After scoring 29 times as a rookie, Staal found the back of the net only 12 times in his second season and saw his plus/minus rating fall from plus-16 to minus-5. Last season he returned to form, firing home 22 goals. But where he really excelled was in the playoffs, as he was asked to shadow the opposing team's top line every night. He was rewarded for his hard work by joining brothers Eric and Marc at Canadian Olympic orientation camp.
While Staal remains a long shot to represent his country at the Vancouver Games, the seed has been planted for the opportunity to become one of the game's elite two-way threats. The Penguins rewarded him for that potential by signing him to a four-year deal in January. And the time is now for Staal to reward the team for their loyalty.

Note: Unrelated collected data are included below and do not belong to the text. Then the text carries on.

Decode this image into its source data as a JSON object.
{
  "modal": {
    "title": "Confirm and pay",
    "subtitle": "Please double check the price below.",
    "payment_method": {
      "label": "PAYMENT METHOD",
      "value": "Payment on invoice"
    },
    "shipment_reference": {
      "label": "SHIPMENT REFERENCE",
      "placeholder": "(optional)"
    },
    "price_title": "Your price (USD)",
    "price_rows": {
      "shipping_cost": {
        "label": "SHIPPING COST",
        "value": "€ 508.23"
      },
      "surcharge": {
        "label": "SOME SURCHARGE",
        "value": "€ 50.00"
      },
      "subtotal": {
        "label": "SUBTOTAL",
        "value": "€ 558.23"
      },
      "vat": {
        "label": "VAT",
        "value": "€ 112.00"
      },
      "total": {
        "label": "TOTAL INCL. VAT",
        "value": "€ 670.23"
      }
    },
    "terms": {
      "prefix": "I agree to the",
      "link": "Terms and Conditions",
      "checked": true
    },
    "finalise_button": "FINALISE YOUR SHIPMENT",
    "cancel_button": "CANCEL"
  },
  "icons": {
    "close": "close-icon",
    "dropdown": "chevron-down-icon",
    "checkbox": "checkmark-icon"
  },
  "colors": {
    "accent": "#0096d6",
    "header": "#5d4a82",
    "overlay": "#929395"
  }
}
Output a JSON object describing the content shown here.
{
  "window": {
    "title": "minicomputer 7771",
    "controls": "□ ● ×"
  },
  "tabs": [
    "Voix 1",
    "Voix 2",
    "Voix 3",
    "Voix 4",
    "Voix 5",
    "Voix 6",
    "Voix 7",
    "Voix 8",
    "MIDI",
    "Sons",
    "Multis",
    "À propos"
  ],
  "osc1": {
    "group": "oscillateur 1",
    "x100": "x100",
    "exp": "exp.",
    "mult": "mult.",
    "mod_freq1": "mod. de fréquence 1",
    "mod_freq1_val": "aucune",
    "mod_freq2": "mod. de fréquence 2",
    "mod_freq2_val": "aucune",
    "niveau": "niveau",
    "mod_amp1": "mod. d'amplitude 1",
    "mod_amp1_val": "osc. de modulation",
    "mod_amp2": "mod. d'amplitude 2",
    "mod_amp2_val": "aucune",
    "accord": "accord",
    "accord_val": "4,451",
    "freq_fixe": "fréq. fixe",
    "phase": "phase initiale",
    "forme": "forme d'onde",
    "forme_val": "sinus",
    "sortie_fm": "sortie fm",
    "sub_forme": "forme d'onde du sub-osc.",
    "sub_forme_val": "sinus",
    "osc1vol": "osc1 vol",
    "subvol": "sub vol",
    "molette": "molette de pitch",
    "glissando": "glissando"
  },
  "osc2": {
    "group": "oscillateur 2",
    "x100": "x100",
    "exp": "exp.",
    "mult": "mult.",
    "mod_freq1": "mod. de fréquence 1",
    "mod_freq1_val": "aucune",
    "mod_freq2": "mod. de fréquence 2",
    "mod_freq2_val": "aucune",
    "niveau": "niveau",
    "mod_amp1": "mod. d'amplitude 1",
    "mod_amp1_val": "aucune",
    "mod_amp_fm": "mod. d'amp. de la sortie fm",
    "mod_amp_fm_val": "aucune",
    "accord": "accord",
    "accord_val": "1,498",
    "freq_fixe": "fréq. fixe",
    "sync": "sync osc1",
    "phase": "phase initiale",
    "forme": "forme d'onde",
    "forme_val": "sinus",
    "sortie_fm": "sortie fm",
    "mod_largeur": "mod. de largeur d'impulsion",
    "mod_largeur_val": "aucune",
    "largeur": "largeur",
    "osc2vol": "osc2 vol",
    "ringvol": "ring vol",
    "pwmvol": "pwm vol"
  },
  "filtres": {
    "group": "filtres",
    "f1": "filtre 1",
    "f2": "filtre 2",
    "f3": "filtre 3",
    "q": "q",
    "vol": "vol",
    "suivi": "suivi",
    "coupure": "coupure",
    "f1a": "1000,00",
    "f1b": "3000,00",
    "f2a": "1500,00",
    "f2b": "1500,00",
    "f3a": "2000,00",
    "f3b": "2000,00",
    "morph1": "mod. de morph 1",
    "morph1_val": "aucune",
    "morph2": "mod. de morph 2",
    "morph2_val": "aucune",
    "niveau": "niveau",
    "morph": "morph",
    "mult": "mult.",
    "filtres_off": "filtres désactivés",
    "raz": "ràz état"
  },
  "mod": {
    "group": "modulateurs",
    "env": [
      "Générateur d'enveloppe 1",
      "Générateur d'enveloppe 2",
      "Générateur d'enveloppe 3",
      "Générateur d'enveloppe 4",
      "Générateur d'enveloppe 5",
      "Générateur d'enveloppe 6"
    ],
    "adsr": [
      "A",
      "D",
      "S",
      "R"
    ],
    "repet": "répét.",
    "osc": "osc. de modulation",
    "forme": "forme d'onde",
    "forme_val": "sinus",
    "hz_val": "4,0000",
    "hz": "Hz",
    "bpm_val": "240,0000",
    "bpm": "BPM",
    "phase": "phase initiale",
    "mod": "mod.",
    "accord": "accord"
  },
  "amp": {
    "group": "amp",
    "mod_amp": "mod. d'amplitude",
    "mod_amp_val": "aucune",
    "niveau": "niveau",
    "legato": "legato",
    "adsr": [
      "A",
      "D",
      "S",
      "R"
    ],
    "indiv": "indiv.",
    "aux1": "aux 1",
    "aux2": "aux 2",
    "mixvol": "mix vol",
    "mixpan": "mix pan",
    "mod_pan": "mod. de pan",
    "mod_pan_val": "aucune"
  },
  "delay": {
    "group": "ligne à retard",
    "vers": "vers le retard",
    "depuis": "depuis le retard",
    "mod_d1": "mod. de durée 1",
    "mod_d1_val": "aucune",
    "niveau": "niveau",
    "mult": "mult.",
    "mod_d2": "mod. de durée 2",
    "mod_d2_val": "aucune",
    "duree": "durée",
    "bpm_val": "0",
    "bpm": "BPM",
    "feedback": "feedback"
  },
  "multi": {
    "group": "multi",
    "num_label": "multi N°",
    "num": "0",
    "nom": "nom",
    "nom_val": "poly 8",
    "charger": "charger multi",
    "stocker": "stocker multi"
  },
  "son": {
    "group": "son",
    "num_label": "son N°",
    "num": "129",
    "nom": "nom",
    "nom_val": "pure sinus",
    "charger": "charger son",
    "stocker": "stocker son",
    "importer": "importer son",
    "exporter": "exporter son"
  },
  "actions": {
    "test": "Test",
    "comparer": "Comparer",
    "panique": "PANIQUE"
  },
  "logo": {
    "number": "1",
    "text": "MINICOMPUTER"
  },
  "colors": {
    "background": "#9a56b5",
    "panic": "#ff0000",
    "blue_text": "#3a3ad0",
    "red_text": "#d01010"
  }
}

Staal has shown in the past that he has a real nose for the net to go along with his strong defensive conscience. He bears all the markings of a perennial Selke trophy contender. This season should be the start of something big for him.
Scott Cullen's Fantasy Take:
The defending Stanley-Cup-champion Pittsburgh Penguins have some of the premier players when it comes to fantasy hockey, with supreme individual talents that also lift the production of those around them.
Last year's league-leading scorer, Evgeni Malkin, has gone over 100 points, with a double-digit plus rating in each of the last two seasons and recorded at least 40 power play points in each of his three years in the NHL. In virtually every league, Malkin will be one of the top three selections.